Collections carte blanche
“I never lose sight of how lucky I am,” the museum’s head of licensing says, explaining that she is free to trawl the collections and archives for ideas and inspiration whenever she likes. “We can scour the entire collections and explore anything we think is interesting or valuable; most of these items are always behind the scenes rather than on public display.”
The main factor holding Lister back from constantly immersing herself in the museum’s millions of artefacts is a carefully planned out strategy which dictates when product launches take place.
“Strategy must be well thought through in terms of what is brought out when. Every launch needs space to breathe, otherwise it won’t get its moment in the sun,” she tells Advisor, likening the process to a complex jigsaw puzzle. “We are also very careful not to overexpose in a particular category – longevity is the goal, not peaks and troughs.”
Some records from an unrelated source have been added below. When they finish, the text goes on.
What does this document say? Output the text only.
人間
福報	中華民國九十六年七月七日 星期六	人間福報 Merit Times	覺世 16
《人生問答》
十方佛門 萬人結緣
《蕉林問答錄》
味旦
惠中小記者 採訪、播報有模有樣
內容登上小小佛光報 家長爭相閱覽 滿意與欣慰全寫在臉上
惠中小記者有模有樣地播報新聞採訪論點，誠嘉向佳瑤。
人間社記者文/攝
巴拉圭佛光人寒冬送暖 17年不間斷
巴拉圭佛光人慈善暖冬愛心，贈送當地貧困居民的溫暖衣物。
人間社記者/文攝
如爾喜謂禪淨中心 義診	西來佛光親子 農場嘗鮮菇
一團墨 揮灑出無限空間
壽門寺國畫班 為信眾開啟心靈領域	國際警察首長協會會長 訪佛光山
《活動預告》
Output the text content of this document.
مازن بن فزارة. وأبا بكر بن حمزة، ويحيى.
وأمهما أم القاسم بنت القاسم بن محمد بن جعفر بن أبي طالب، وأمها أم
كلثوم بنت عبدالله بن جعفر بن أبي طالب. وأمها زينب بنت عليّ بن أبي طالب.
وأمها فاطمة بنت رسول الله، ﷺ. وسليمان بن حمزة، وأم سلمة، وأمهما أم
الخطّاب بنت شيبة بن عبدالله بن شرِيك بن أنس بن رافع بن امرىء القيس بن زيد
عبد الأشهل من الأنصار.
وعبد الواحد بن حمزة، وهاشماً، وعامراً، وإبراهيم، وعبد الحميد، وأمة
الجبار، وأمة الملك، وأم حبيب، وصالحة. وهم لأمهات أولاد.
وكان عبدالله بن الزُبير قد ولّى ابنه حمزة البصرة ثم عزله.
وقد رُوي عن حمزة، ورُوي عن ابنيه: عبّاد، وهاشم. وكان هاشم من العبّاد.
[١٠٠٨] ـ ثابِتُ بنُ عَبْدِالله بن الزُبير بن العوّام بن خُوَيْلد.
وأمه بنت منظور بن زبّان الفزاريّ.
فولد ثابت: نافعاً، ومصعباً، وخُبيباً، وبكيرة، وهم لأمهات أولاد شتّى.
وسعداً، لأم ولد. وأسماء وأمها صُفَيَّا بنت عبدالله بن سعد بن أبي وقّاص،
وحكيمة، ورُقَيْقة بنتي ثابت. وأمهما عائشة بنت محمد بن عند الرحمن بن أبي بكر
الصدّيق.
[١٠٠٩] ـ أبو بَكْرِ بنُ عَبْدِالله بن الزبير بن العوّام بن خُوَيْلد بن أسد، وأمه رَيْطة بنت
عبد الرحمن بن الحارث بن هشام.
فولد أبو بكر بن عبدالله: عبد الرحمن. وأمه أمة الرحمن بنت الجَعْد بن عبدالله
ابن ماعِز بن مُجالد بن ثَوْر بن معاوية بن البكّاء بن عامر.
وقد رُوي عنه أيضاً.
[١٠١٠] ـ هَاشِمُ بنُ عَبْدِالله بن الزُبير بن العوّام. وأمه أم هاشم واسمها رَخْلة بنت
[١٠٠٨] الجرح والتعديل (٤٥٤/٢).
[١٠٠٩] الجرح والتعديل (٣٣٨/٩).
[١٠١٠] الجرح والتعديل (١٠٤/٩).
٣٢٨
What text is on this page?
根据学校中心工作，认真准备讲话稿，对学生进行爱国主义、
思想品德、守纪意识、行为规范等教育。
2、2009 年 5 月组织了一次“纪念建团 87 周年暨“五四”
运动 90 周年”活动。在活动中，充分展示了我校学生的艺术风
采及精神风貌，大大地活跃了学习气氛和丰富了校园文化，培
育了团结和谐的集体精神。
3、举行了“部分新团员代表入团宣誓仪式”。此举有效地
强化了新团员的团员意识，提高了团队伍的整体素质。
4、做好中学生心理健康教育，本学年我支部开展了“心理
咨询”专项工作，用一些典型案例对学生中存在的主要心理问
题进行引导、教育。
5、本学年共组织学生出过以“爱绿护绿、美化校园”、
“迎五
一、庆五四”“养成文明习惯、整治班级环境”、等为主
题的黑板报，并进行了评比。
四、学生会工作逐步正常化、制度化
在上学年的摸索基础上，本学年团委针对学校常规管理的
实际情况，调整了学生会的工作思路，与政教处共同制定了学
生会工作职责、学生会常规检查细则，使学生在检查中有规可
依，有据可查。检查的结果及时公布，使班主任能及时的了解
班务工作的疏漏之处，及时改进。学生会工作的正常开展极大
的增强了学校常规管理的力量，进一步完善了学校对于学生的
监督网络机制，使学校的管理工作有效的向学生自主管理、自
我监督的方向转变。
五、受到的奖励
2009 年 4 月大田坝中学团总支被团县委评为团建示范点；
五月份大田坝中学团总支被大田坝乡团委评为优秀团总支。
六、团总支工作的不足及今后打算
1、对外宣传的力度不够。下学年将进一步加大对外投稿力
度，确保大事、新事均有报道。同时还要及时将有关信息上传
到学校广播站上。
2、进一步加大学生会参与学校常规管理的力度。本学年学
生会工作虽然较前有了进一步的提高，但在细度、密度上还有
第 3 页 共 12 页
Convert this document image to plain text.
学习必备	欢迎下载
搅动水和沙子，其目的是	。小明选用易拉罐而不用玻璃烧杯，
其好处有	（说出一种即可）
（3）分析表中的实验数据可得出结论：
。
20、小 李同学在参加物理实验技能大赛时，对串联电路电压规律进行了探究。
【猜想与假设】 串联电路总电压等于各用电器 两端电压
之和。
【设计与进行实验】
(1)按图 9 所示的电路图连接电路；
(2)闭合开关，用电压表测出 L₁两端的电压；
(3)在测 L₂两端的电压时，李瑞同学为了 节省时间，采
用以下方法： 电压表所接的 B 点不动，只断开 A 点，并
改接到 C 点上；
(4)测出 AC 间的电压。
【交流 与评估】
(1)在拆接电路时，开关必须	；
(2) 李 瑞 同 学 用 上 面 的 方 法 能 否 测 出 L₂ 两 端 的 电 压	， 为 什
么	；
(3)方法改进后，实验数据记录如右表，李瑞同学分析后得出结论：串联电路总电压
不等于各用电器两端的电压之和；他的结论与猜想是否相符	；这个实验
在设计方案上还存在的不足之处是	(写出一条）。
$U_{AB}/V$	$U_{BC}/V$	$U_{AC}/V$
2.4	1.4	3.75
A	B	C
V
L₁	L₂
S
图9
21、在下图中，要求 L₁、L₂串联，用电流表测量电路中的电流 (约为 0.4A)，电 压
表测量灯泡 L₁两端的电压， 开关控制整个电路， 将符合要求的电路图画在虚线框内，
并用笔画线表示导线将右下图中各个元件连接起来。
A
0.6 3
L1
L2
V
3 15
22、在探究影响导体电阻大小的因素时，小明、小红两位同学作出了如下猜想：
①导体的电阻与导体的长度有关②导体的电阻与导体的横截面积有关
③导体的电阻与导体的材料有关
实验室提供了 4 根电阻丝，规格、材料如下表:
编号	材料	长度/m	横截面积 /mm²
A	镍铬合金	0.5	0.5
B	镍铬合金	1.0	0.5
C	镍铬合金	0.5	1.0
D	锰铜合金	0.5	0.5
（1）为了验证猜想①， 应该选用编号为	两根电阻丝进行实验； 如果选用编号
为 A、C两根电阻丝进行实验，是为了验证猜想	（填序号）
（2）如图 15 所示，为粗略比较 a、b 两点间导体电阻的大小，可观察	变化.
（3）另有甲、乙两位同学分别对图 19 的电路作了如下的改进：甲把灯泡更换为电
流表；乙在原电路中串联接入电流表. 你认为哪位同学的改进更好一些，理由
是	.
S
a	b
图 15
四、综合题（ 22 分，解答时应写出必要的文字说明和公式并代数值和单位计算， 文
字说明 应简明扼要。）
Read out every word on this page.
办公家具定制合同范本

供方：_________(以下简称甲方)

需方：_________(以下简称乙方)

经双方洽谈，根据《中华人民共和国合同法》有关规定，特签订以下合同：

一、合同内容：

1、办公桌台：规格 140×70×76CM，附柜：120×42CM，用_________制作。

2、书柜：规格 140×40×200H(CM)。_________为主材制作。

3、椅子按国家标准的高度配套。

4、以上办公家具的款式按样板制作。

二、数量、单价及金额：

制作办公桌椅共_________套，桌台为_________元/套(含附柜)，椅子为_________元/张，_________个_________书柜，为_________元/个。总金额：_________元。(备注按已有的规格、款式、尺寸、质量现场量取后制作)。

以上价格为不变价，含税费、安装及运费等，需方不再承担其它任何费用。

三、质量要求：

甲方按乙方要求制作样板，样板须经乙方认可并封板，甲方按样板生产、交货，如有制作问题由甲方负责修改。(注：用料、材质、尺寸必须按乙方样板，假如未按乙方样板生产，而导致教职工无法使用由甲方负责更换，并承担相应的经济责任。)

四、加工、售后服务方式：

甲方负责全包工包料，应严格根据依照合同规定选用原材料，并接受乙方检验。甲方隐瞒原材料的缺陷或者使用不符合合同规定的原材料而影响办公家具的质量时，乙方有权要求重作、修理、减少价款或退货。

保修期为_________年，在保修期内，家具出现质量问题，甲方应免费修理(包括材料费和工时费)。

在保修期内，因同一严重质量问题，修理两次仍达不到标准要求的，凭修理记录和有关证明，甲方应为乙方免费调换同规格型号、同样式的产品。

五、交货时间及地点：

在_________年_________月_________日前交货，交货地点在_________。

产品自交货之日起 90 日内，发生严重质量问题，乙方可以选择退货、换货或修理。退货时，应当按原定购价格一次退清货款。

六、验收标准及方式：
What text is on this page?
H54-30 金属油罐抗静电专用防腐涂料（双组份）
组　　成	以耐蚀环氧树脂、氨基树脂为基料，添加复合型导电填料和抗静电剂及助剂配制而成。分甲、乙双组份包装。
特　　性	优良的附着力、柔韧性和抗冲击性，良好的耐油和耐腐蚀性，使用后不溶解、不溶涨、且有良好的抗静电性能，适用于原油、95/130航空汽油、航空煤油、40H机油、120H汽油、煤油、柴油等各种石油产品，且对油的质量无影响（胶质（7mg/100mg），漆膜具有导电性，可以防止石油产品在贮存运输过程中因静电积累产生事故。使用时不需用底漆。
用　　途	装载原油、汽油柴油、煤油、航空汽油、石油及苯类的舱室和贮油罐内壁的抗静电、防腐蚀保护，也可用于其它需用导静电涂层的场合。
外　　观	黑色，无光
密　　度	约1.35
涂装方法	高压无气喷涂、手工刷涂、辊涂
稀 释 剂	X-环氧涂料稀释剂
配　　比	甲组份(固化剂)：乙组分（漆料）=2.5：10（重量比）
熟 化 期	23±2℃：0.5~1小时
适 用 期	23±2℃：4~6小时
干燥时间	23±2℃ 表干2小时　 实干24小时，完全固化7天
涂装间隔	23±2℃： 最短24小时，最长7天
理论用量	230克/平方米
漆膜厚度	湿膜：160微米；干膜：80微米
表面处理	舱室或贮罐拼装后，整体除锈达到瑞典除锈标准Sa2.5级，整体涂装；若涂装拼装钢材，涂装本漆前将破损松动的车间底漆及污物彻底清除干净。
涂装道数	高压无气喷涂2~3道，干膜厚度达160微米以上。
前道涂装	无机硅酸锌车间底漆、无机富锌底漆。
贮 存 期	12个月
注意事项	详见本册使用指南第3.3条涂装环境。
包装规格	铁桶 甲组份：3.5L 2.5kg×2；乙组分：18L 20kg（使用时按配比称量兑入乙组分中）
There is no doubt that Lister and her colleagues have found a recipe for success in balancing the exclusive nature of licensing deals while simultaneously delivering sizeable public engagement boosts.
Success, for the licensing team, is not measured only by sales but also social media engagement and, most importantly, how the final product looks. “I think we are probably the harshest critics of any of our products,” Lister concludes. “Because we hold our work to such high standards, there’s no better feeling than when a final product arrives in the office and it looks exactly how we’d hoped.”